Vγ9Vδ1 and Vγ9Vδ2 T cells respond to different antigens. (a) Both the Vγ9Vδ1 (upper panels) and Vγ9Vδ2 (lower panels) T cell clones were shown to express high levels of TCR by FACS. Clones were stained with PE-conjugated anti-human Vγ9 mAb clone B3·1 (all panels), FITC-conjugated anti-human Vδ1 mAb clone TS8·2 (left panels) and FITC-conjugated anti-human Vδ2 mAb clone B6·1 (right panels). (b) Both clones can be activated through their TCR by anti-CD3 antibody. Clones were stimulated with anti-CD3 antibody (10 µg/ml) for 3 min, washed once with PBS, and lysed, before separation by SDS-PAGE alongside unstimulated controls.
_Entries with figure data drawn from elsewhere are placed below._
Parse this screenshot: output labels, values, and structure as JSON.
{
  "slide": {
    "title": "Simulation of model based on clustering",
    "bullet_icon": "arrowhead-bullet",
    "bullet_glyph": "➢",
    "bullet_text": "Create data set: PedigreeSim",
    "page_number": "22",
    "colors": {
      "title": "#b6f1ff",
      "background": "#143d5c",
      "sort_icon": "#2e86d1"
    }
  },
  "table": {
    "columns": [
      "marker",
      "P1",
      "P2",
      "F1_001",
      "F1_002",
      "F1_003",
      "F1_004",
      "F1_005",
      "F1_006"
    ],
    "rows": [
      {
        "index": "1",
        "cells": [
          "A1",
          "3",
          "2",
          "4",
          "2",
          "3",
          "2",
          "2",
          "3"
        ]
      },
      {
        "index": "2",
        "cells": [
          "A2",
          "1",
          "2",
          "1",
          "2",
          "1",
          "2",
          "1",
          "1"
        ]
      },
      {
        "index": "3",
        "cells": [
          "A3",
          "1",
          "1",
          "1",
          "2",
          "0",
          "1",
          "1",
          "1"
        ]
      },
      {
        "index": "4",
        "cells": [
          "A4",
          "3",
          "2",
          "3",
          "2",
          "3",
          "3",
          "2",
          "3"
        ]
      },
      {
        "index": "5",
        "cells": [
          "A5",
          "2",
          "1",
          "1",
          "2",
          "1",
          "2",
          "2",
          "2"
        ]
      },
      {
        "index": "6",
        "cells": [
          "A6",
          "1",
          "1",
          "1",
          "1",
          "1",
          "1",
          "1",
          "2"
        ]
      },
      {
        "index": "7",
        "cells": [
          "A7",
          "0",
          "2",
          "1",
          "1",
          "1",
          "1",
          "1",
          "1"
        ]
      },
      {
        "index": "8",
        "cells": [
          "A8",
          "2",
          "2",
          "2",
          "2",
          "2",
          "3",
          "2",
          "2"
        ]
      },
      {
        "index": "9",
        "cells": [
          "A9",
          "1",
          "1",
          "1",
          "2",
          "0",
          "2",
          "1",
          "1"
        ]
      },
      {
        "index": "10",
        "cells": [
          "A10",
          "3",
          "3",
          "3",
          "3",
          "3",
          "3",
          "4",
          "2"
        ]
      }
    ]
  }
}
Proteins bearing phosphorylated tyrosine residues were revealed by immunoblotting with anti-phosphotyrosine antibody clone 4G10 as described [38]. The lysates of 10⁶ cells per lane were loaded as follows: Vγ9Vδ1 T lymphocytes before (lane 1) and after (lane 2) stimulation; Vγ9Vδ2 T lymphocytes before (lane 3) and after (lane 4) stimulation. (c) Vγ9Vδ2, but not Vγ9Vδ1 T cells, are able to recognize alkylphosphate, alkylamine and nBP antigens. MIP1β release from 5 × 10⁴ clonal T cells as described in the Materials and Methods section is shown in response to 1·5 µg/ml anti-CD3 antibody clone UCHT-1, 10 µm IPP, 10 mm secbutylamine and 1 µm risedronate. (d) IFNγ ELISpot assay with a titration of potential antigens. 1000 Vγ9Vδ2 T cells were used with 25 000 EBV transformed B cells (Sparky line) per well as antigen presenting cells. The Vγ9Vδ1 clone failed to activate in response to any of these antigens (data not shown).